L'année du Tigre a commencé le 14 février. Elle promet d'être, au niveau mondial, l'année de la Chine. Car soixante et un ans après la fondation de la République populaire, 2010 s'annonce comme l'année de tous les superlatifs pour un pays qui est déjà le premier exportateur de la planète, son premier marché automobile, et probablement déjà, la deuxième économie mondiale par son produit intérieur brut (PIB). La Chine, qui s'apprête à célébrer avec fastes l'Exposition universelle de Shanghaï (du 1er mai au 31 octobre), devrait aussi avoir, en 2010, un taux de croissance de l'ordre de 10 %, à comparer avec les 3,9 % attendus par le Fonds monétaire international (FMI) pour le monde entier.
Les esprits chagrins ne manquent pas de souligner les déséquilibres que suscite cette « monstrueuse » croissance : la fragilité de l'appareil bancaire local miné par ses créances douteuses, la bulle immobilière, la montée des inégalités, la dépendance à l'importation de matières premières... Mais sur ce dernier point, l'apparente faiblesse chinoise est devenue une force !
La Chine est le premier importateur mondial de toutes les matières premières, à la seule exception des céréales et des produits tropicaux. Du minerai de fer aux métaux non ferreux, du soja au caoutchouc, ses importations ont connu une progression sans précédent en 2009. Au-delà même des stricts besoins industriels puisqu'on a assisté à la constitution de stocks publics et privés, souvent motivée par des raisons spéculatives ou au moins par la recherche d'une couverture par rapport au dollar. Déjà largement importateur de pétrole et de gaz, le pays l'est devenu aussi de charbon-vapeur.
La position de la Chine est telle sur les marchés mondiaux que l'on peut penser qu'en tant qu'importateur solvable de dernier recours, elle détient in fine l'« arme des matières premières ». Elle peut la déployer, avec toute sa puissance d'achat, au bénéfice de sa diplomatie : en 2009, elle a pu offrir 60 milliards de dollars (44 milliards d'euros) de « crédits contre pétrole et gaz » pour ramener dans sa mouvance le Kazakhstan et le Turkménistan, amadouer le Brésil, secourir la Russie, « annexant » même l'Australie à sa politique en signant un contrat de livraison de charbon de 60 milliards de dollars sur vingt ans. En Afrique, elle avance en terrain quasiment conquis de la Zambie au Soudan ou au Congo.
Il n'est jusqu'aux Etats-Unis qui puissent en souffrir.

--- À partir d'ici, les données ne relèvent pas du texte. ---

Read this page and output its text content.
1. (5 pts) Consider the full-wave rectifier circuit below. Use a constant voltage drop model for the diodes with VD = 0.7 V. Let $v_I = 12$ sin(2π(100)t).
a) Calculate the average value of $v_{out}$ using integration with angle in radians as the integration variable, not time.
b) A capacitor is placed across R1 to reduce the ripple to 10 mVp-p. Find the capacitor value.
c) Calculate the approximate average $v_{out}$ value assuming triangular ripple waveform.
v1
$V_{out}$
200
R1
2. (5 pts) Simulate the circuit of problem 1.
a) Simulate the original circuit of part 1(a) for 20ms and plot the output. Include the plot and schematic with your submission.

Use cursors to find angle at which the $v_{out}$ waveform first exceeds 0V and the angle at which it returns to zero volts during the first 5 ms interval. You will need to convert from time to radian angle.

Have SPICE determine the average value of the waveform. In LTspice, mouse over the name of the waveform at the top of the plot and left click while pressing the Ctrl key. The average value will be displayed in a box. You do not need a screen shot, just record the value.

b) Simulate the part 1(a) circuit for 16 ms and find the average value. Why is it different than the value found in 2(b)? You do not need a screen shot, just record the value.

Dans le conflit qui oppose Pékin à Google, ou lors de l'annonce de contrats militaires américains à Taïwan, on a ainsi évoqué l'utilisation de l'« arme du soja » : sans même annuler les contrats en cours, la Chine pourrait reporter vers l'Amérique latine ses achats (4 à 5 millions de tonnes mensuels) - cette partie du monde dispose cette année de disponibilités abondantes. Or les intérêts des farmers américains pèsent lourd dans l'équation politique bien compliquée de Barack Obama...
La clef de la conjoncture des marchés, en 2010 et au-delà, se trouve bien en Chine. Mais toute prévision est rendue difficile par le comportement de Pékin, difficile à décrypter de façon rationnelle. Il est ainsi manifeste que les importations dépassent depuis des mois les besoins estimés. Est-ce pure spéculation, ou bien s'agit-il d'achats de précaution à quelques mois de l'Exposition universelle, comme cela avait été le cas en 2008 avant les Jeux olympiques ? La Chine se retirera-t-elle alors des marchés durant l'été, comme elle l'avait fait à partir d'août 2008, provoquant un repli général des cours ? Quoi qu'il en soit, la patte du Tigre sera omniprésente en 2010 sur les marchés mondiaux.